School of Engineering & Computer Science

People with Parkinson’s disease experience difficulties eating. Occasionally, they will suddenly stop eating and are unable to start again (freezing and akinesia), until they are gently reminded to start eating again, by using some sort of signal or stimulus. Freezing cannot be predicted, so a tool is needed to help combat freezing when eating.We have observed a patient at ARC San Joaquin who freezes up often and continually over the course of a meal and must be told every few seconds by a caretaker to continue to eat. Through our study of the patient, our proposed solution is an attachment for the handle of any standard fork or spoon that will detect a lack of motion and set off a stimulus, in this case a vibration.
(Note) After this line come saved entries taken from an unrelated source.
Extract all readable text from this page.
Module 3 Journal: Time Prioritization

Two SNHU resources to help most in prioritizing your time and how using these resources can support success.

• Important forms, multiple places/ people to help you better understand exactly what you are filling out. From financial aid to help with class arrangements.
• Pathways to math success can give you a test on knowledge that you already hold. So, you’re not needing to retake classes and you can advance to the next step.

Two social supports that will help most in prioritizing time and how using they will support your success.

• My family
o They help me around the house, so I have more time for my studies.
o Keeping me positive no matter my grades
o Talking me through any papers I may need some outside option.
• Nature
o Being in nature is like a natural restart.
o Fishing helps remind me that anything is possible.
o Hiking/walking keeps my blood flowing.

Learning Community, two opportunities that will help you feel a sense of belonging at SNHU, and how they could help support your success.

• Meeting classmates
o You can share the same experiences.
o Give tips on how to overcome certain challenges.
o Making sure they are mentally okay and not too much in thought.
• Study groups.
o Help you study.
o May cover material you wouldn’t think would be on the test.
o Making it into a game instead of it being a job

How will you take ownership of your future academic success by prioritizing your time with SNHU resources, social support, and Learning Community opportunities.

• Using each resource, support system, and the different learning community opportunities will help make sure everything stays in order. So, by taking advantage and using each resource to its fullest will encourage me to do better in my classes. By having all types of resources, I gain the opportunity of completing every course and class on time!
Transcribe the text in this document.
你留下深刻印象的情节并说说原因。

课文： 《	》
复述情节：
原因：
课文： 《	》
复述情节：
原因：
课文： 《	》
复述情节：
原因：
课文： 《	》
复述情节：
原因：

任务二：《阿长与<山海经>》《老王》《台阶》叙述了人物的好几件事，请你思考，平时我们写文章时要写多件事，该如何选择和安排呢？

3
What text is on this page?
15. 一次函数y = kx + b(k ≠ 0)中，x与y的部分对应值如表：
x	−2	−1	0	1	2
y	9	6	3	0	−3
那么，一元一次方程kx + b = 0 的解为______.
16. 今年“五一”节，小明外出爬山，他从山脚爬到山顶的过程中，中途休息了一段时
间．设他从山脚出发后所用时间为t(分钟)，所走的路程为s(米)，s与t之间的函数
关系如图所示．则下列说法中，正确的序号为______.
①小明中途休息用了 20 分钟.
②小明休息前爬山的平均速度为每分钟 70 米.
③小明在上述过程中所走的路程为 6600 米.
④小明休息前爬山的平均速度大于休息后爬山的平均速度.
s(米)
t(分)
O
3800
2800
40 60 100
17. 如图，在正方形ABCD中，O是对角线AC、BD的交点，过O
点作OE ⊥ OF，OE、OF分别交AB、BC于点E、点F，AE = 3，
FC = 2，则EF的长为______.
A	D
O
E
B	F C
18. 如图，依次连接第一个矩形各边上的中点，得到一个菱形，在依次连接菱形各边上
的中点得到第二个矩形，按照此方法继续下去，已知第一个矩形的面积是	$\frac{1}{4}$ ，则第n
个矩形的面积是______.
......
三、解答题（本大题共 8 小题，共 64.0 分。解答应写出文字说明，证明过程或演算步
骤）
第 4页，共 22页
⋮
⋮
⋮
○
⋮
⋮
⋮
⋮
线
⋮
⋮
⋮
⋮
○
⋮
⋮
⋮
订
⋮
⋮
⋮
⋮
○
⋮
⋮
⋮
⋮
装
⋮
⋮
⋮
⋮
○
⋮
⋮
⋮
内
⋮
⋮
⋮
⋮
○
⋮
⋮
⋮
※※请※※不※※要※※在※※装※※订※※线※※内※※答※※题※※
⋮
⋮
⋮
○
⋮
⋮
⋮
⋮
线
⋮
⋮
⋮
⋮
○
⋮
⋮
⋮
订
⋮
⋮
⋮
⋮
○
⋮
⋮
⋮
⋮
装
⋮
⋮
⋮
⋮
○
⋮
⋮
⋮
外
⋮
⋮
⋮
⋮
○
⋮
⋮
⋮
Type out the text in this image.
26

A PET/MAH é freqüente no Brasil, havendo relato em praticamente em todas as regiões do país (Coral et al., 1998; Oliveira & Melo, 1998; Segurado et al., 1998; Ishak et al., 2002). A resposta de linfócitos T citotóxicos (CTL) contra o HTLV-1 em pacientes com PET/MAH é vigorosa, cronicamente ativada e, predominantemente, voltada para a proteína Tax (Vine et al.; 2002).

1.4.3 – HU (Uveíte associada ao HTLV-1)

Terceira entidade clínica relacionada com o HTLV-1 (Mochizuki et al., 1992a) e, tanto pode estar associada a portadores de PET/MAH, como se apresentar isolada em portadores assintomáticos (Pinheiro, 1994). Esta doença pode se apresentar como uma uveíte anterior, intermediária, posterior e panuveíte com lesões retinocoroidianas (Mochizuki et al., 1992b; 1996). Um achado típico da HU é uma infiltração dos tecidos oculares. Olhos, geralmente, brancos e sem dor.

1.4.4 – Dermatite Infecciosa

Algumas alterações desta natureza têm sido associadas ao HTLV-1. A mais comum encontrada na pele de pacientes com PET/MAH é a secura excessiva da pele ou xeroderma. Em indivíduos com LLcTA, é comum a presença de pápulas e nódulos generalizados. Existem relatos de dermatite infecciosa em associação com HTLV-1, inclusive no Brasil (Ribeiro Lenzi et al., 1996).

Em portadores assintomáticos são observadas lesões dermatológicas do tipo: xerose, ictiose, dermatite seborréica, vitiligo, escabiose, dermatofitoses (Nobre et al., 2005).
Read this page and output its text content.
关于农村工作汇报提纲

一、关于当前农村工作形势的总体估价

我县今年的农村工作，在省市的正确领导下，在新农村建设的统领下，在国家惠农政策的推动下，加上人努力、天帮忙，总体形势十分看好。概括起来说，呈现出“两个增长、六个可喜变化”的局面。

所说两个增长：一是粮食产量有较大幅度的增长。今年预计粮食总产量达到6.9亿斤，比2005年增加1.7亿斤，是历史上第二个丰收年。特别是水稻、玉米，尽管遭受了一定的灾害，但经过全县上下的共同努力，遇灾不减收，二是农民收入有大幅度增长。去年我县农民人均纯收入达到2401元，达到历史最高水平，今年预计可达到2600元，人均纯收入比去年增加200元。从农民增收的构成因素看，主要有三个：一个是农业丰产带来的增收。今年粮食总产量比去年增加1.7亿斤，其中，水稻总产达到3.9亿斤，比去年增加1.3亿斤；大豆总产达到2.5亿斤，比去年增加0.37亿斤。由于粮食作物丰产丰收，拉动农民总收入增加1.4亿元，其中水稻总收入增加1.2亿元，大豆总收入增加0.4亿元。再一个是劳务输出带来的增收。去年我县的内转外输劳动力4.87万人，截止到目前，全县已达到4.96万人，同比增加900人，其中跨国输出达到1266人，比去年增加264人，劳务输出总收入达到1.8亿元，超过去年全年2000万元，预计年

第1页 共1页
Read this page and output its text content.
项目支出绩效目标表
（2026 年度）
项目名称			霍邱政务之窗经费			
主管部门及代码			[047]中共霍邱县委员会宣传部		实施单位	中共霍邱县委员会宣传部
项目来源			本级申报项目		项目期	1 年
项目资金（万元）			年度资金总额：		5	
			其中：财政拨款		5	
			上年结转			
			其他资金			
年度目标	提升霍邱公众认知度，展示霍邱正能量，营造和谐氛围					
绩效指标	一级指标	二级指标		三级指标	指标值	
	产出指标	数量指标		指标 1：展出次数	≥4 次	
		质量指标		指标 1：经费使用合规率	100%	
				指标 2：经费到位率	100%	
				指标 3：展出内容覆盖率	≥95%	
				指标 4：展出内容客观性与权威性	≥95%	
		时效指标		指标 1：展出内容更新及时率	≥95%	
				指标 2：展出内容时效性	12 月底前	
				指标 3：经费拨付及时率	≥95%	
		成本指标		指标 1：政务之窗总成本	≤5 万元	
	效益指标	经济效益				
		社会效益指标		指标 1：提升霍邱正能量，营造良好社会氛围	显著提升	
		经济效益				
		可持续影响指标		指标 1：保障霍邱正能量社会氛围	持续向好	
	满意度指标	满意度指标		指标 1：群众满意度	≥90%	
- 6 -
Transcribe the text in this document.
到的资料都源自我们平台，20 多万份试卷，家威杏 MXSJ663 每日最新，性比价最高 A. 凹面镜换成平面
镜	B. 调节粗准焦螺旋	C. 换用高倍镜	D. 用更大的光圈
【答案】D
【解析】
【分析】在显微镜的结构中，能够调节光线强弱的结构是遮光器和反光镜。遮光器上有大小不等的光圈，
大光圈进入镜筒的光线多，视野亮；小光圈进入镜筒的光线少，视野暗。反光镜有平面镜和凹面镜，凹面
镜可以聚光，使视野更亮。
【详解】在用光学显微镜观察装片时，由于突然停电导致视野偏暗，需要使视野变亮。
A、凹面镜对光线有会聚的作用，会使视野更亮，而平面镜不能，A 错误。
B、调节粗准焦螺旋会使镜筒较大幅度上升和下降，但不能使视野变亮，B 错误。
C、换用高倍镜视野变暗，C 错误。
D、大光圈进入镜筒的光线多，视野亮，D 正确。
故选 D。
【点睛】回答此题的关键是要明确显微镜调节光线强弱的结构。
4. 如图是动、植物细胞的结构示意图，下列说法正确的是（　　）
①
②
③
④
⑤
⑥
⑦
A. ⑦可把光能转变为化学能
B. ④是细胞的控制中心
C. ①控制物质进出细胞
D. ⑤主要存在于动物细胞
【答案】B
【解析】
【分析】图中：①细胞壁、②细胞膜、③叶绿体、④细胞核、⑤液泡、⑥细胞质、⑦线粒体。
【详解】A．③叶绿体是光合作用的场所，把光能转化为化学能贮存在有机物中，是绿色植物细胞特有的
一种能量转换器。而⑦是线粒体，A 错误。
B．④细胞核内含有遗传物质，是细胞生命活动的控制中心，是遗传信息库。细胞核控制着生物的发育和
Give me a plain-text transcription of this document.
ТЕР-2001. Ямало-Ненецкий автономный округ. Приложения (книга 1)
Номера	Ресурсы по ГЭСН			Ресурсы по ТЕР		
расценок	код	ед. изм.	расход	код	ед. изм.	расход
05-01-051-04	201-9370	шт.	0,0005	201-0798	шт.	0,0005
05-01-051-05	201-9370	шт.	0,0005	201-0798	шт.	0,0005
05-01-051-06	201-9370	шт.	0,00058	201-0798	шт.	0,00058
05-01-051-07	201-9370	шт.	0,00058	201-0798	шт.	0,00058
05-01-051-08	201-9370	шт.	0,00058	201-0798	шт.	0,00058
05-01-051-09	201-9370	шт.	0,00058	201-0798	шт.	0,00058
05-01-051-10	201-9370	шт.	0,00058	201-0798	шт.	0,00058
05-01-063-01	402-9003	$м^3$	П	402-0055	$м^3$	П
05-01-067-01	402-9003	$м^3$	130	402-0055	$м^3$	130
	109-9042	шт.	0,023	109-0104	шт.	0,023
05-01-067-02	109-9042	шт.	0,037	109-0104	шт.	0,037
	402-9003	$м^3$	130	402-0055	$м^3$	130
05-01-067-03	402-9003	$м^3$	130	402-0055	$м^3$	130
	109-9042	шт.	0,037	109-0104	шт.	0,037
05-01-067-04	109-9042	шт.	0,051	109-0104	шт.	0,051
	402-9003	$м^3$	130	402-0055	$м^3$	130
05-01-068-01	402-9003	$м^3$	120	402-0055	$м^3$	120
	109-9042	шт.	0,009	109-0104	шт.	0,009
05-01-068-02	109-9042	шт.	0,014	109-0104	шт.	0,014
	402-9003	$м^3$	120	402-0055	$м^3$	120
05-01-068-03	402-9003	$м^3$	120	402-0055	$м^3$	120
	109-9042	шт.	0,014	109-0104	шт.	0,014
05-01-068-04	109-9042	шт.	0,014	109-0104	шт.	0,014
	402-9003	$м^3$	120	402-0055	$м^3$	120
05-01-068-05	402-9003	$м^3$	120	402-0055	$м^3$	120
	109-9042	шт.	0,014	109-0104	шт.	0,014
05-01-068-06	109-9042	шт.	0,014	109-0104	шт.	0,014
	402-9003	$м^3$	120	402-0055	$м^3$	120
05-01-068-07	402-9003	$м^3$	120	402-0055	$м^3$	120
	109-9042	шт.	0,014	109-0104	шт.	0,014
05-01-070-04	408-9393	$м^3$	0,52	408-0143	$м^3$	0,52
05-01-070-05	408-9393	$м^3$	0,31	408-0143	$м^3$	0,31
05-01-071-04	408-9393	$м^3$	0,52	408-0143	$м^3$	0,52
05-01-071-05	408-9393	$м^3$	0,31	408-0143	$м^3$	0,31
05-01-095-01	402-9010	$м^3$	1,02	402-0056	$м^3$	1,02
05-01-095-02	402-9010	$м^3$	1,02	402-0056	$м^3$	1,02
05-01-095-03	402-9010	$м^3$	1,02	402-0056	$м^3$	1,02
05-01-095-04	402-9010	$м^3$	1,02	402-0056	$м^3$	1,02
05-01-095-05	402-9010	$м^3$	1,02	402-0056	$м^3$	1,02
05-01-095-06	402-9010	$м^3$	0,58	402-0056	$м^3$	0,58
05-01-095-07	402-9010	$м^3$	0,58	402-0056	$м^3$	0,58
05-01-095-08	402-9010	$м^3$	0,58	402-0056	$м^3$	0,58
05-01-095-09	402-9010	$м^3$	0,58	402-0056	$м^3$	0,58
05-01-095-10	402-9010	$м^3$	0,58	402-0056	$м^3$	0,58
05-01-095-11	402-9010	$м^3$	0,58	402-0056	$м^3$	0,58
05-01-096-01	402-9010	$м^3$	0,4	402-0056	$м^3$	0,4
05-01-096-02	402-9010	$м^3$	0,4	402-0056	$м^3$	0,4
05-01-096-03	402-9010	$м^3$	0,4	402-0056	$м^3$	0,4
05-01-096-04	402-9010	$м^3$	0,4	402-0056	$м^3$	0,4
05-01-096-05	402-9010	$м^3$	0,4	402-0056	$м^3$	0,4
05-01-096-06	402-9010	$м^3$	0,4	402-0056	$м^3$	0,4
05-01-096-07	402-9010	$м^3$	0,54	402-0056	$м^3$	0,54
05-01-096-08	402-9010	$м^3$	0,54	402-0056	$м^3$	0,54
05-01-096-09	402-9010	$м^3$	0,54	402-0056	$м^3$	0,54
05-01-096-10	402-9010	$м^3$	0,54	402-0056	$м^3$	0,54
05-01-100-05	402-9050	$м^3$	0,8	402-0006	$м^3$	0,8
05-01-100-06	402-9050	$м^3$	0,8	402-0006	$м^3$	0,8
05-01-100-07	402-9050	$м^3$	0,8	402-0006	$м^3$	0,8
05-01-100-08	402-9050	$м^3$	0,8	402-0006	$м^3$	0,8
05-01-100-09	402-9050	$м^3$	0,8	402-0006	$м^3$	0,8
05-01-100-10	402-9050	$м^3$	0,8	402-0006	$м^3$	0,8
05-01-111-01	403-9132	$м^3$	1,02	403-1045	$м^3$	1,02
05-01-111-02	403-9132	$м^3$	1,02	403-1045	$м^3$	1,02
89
The vibration is to let the user know that they must start eating again. This removable attachment will contain an electric motor, accelerometer, on/off switch, micro controller and a battery. The microcontroller will monitor the output from the accelerometer and create the appropriate outputs to the electric motor.The current model shows to be very promising. Preliminary results show that the accelerometer is able to detect a lack of motion occurring for more than two seconds. Upon this detection, the microcontroller will run the vibrator in intervals of 5 seconds. The vibration will stop once motion is detected again. This model is not aesthetically ready for the public, but work is being done to get everything into a presentable product.